My Guidelines for Combining Applications
Audience: All
Date: November 4, 2002
Here are some of my guidelines for combining applications when
consolidating servers. The goal is to reduce the total cost of ownership.
This includes not only hardware costs, but also software, facilities and
administration. So the guidelines lead to a lower costs, but not
necessarily a technically optimum solution.
Combine applications that
- Stress different system resources. (Combine a CPU intensive with an I/O intensive application)
- Have similar service levels (backup, maintenance windows)
- Use same authentication methods (mixing methods on one server can cause problems)
- Have peak utilizations at different times
- Provide the same functionality (ie more than 2 DNS, or application servers)
- Use HACMP. Consolidating 2 clusters (each having a primary/backup server) to 1 cluster, eliminates 2 servers.

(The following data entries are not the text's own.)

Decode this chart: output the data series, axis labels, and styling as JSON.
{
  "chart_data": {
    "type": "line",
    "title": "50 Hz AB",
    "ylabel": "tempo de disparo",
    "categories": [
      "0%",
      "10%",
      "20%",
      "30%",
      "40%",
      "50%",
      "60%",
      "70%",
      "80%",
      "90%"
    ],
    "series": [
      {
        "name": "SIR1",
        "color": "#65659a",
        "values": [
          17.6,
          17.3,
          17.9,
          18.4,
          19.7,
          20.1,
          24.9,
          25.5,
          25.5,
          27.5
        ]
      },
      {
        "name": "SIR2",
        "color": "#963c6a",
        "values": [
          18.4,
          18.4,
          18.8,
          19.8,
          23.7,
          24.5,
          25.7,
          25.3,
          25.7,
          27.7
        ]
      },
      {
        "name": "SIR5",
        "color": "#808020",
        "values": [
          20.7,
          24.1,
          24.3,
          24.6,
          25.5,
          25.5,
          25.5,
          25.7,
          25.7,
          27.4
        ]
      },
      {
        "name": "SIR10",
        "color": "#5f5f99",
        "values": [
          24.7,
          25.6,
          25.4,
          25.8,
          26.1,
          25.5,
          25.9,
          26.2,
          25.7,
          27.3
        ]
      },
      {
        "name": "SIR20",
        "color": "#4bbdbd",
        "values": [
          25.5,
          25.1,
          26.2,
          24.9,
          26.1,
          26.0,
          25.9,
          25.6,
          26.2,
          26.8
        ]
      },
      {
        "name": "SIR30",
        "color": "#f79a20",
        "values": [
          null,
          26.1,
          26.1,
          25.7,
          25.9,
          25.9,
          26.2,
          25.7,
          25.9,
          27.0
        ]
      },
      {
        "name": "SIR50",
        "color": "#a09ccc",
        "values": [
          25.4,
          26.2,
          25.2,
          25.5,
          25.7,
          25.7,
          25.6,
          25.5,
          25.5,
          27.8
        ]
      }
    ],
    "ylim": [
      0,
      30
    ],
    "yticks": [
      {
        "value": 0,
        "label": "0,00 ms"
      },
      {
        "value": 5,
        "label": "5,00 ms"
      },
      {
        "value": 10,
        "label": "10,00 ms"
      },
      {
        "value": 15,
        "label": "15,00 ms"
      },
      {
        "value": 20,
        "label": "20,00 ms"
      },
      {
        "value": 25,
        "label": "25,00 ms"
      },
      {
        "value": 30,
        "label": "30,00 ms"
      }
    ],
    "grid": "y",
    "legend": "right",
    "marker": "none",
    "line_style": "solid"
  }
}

- Use 1:1 HACMP clusters (one primary, one backup). Use n:1, multiple primaries, one backup.
- Have multiple components. Client/server became popular when a single server didn't have enough performance to run both application and database. No longer true today.
Avoid combining applications that
- Have high maintenance requirements
- Are unstable (ie memory leaks, frequent reboot)
- Have incompatible OS/patch requirements
- Have large nightly, month end processing requirements
Suggestions
- Co-locate data that use the same database engine. Run multiple instances. Potential for large database cost savings
- Target 60-70% utilization on servers with multiple applications. Peaks tend to be smaller running multiple applications. This is because individual applications utilize less of the overall capacity. (ie if an application averages 10%, peaks at 20%,
- theoverall impact is smaller. ) Use AIX's work load manager to minimize peak contention.
- Run sequentially large batch jobs that contend for the same resources. Can reduce "wall clock time".
- Standardize hardware, applications, and databases. Reduces maintenance, training, support.
- Improve availability. Combining applications will help justify high availability in situations where an individual application doesn't justify HA.
Again, these are guidelines. Every situation is different.
Use your best judgement.
Bruce Spencer,
baspence@us.ibm.com
Feedback
11/8/02
There are a few other considerations that may impact your ability to consolidate workload:
Security Issues
- Does the application live outside of a firewall, on a DMZ or another restricted network?
- Does the application require support by an outside 3rd party? If they need to dial into the box, you probably want to isolate them.
- Does the application have highly confidential data such as payroll information that you want to keep isolated?
- Does the application required UNIX shell accounts that could compromise security? I have seen passwords appear as part of the ps output.
Other
- Is the application growing in a significant way? If large growth is expected, let it stabilize before combining with out workloads?
- Does the application require kernel extensions to operate? These run as root and if not written well can cause outages.
- Does the application have hard coded path names, TCP/IP ports, or shared memory segments? These need to be considered.
- Are there multiple instances of an application for availability reasons? For example, you would most likely not combine multiple DNS servers as you want more than one for redundancy purposes.
- Will the ISV support the application if it is on the same server with other workload?
- Are there any contractual or legal issues that force applications to be separate? This may be the case for service bureaus.
- Does the cost of an outage hit the business hardware than the potential savings from consolidating workload?